Happy 50th, IDRC


Posted by on May 13, 2020  /  1 Comments

Today is the 50th anniversary of the legislation that created the pioneering development research organization that is known as the International Development Research Centre of Canada. On behalf of all at LIRNEasia, warm good wishes and thank you for the productive partnership.

LIRNEasia would not exist if not for IDRC, which made it possible for a sui generis entity like it to emerge and find its feet. But I like to think we have also contributed to achieving the objectives IDRC was created to advance. In the words of David Hopper, the first President of IDRC: “For years the West thought all it had to do was to pass out its agricultural technology. Yet, without the adaptation of this technology to the specific needs of the developing regions, the technology was useless.” Hopper was very much into agriculture, but from the start IDRC was broad in scope. Its original divisions were (1) Agriculture, food and nutrition, (2) Information sciences, (3) Population and health sciences, and (4) Social sciences and human resources. The four points in the IDRC logo represented the four divisions, equal and intertwined.

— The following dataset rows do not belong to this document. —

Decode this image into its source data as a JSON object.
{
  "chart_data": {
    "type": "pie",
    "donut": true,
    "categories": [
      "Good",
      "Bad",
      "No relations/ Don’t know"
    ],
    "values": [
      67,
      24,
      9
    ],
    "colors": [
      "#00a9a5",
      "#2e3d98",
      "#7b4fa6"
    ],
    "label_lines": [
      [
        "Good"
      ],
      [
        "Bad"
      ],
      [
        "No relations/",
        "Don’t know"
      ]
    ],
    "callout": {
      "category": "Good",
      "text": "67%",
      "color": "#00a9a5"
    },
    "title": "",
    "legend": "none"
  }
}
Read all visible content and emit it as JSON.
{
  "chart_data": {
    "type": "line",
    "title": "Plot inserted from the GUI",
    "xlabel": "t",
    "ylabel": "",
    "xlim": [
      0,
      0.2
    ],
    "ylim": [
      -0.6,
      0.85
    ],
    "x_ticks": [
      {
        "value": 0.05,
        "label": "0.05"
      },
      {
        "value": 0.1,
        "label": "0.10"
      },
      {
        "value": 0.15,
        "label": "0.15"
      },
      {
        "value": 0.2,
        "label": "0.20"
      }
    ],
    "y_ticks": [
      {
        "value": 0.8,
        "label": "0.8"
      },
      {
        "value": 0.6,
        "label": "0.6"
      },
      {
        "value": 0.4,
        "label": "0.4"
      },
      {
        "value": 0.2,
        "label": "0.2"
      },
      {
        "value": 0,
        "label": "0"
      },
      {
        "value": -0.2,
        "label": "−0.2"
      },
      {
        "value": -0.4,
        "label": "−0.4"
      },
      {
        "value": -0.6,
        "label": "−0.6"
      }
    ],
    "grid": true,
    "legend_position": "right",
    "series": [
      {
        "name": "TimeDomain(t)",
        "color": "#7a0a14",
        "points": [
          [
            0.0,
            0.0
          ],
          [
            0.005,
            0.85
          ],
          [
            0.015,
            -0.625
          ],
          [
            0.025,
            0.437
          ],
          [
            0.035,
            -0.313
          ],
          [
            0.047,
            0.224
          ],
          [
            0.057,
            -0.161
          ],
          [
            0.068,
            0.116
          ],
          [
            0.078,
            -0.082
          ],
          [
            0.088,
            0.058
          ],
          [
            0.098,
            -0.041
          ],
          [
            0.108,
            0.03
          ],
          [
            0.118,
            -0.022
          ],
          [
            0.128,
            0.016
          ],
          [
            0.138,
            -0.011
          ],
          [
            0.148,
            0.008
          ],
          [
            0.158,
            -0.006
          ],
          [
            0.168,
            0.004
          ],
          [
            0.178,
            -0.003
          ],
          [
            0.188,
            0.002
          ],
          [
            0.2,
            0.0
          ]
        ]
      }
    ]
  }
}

By now, you the kind reader, must be wondering how this Sri Lankan sitting on the other side of the world from Canada knows all these arcane details.

All this comes from a term paper written for the very first graduate course I took at Simon Fraser University in Burnaby, British Columbia, back in the Autumn of 1979:

RohanSamarajiva-IDRCpaper-1979

I still have the paper for which I got an A. It was the start of a beautiful friendship.

1 Comment


  1. I wonder who on earth Rohan Samarajiwa’s course instructor in 1979 might have been? And did Rohan S. know that his instructor knew David Hopper and his executive assistant quite well? And that the instructor’s father was a founding member of Hopper’s team in Ottawa, helping to start up the Health & Population Division in 1970-71? And why would we be studying international development and technology transfer in a School of Communication in 1979 – weren’t there other more important things to do?